One of the most fascinating thing to me in this story is how it intersects with sports. Don Imus has said much worse about politicians and reporters and gotten away with it for years. Indeed, there are precious few reporters and public figures who dared to ignore his show because of its place in the insider media food chain. But this first time — as far as I can tell — he personally attacked sports figures in this way he gets fired. Much of the discussion and the news I heard about Imus I heard through sports shows and sports talk radio. I don’t think its an exaggeration to say that millions more people heard his comments and about the uproar because of sports talk. I have to believe that it had an effect on the outcome. The more people who hear about the affair, the more people there were to put pressure on the sponsors. Rush Limbaugh went through a similar event. He made a racist comment about Donovan McNabb on ESPN and was fired. That comment was mild compared to some of the racist remarks he has made in the past, but it was that remark that caused him to lose a job and that remark that is the one I hear most often when his racist past is brought up.

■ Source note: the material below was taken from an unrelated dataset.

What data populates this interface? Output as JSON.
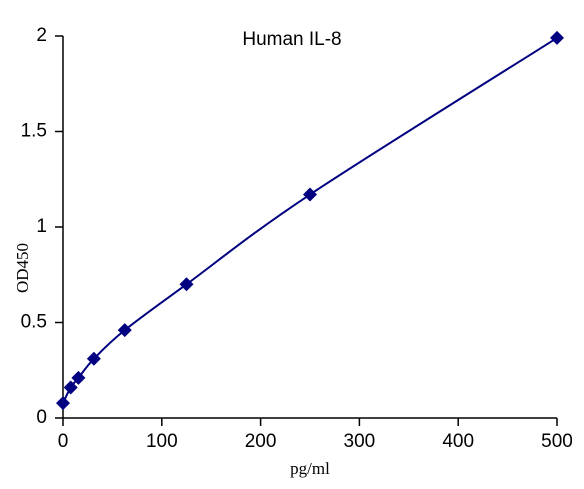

What does this tell us about sports and our country?
I suspect that it means nothing more than that sports is the one area where we still share a largely common culture in this country and that we, as a society, pay far, far more attention to sports than we do to journalism or politics. But it might also mean that sports — with it’s clearly measurable objectives and obvious markers of success — is the one are of our culture where racism’s inherent idiocy is most clearly revealed. It is easy, sometimes, for people not to see the effects of racism, to argue that minorities aren’t discriminated against in the real world, that they just don’t work hard enough. No one with a brain, though, could argue that the Rutgers players hadn’t worked hard and didn’t belong where they found themselves. No one could argue that Donovan McNabb wasn’t one of the league’s best quarterbacks or that he had gotten where he was because of some weird quarterback affirmative action. Sports fans expect their games to be honest and reflect of actual effort and ability. When someone implies the opposite, the fallacy is obvious and jarring in a way that it isn’t in almost any other activity.
Baseball is celebrating Jackie Robinson today. I have heard people say that Jackie Robinson the baseball player (the distinction matters; Jackie Robinson the man, it is often forgotten, was a tireless champion for civil rights from the day of his retirement to the day of his death) was the most important civil rights leader the country ever had. I used to think that was a ludicrous exaggeration. I still don’t believe it, but I think it’s a lot closer to the truth than I had believed.